Jhumpa Lahiri bagged the 2015 DSC Prize for South Asian Literature and spoke to a jubilant audience over an internet call on Day Two at the Jaipur Literature festival
It was on the bluish screen of a smartphone over an internet video call to her home in Rome that author Jhumpa Lahiri accepted the 2015 DSC Prize for South Asian Literature here on Day Two of the Jaipur Literature festival at Diggi Palace.
The Lowland won the award over a formidable line-up of short listed authors – noted Indian Urdu critic and writer Shamsur Rahman Faruqi (The Mirror of Beauty), Pakistani author Bilal Tanweer (The Scatter Here is Too Great), British-Pakistani author Kamila Shamsie (A God in Every Stone) and Sri Lankan author Romesh Gunesekera (Noontide Toll).
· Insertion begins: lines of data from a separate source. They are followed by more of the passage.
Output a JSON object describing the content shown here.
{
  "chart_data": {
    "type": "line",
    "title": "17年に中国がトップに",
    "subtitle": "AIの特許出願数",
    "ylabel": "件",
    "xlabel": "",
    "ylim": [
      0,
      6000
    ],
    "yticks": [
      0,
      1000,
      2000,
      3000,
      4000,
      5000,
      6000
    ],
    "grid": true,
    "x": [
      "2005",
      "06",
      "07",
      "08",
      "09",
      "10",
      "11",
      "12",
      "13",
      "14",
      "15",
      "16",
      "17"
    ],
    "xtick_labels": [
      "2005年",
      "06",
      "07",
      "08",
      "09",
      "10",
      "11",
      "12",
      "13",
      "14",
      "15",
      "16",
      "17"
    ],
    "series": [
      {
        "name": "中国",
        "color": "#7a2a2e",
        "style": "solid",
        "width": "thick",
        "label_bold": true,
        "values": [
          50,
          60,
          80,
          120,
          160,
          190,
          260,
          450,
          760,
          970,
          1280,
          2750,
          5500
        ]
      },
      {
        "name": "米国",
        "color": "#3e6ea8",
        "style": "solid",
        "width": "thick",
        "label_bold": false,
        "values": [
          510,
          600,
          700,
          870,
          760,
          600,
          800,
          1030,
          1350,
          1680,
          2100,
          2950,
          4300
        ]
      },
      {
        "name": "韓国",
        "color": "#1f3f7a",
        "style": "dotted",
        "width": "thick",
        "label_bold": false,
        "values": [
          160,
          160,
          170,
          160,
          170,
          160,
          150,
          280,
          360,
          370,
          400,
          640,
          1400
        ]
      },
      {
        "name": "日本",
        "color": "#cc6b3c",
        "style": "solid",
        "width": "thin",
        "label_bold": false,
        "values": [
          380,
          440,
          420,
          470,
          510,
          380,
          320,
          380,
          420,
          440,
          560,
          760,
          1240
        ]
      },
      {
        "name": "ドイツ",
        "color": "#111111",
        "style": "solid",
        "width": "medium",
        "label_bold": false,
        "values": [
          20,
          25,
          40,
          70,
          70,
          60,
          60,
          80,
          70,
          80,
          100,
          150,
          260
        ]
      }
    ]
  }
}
From Rome with love: Actor Dalip Tahil, holds the mike for Jhumpa Lahiri as she spoke about her book to the audience at Jaipur Literature Festival
Over the video call, Lahiri said The Lowland was the first book she ever started to write. “As a girl growing up in the 1970s, I was curious about the political and social events unfolding in India, and The Lowland is the result of that curiosity,” she said to an audience that hung on to every word.
Rain plays spoilsport: Visitors at the festival sought shade to protect themselves from rains. Pic/PTI
The book, she added, also came out of a desire to feel closer to India, its history and daily life. “However, after I published it, I was apprehensive about not having done justice to the events I had chosen to write about. It was my parents who reassured me, and made this story possible. Yet, here I am, having this intense experience about the win, but from afar,” said the author.
Poet and writer Keki Daruwalla, chairman of the jury, called The Lowland “a superb novel written by a writer at the height of her powers”.
Day Two a dampener
Day Two at the festival was a dampener, chaotic at best and mismanaged at worst, after rains played spoilsport since the festival began in the morning. Sessions were cancelled in three out of the six venues at Diggi Palace and — much to the annoyance of many authors and speakers — halved in duration to be conducted at the three functional venues. In spite of rains having disrupted schedules at last year’s festival, too, the organisers seemed to have learnt few lessons.
The day began with a short session with Shamsur Rahman Faruqi and Bilal Tanweer who spoke on Urdu and the inheritance of loss in their writing. “The tragedy,” said Faruqi, “is that we, in modern India, do not even know what we have lost. Anything that does not find place in the Western point of view doesn’t exist. But it is not desirable to put a culture in an alien frame.” His epic novel, The Mirror of Beauty has been hailed as a masterpiece that essays the life of Wazir Khanam (mother of the Urdu poet Daagh Dehlvi), the courtesies and life as it was in the 18th and 19th century.
Faruqi later told mid-day that he could not have made the same sense of contemporary society because he is too close to it. “Also, as a Muslim writer and Urdu speaker in modern society, I feel oppressed. It is fashionable to write about bombs and politicians and US as a superpower, but my interest lies in ancient social and literary culture,” he said. “I am, at heart, a critic, a parasite, who takes (literature) from one and gives to another (reader). The difference is that I am useful,” he added.
Disgruntled but eager crowds showed up in large numbers for a session on homosexuality in writing by Devdutt Pattanaik, Welsh novelist Sarah Waters and others. The panel discussed coming out in cultures where family is paramount, but tries to make the issue invisible to carry on as before. “In India, coming out means the whole family going inside the closet,” opined Pattanaik.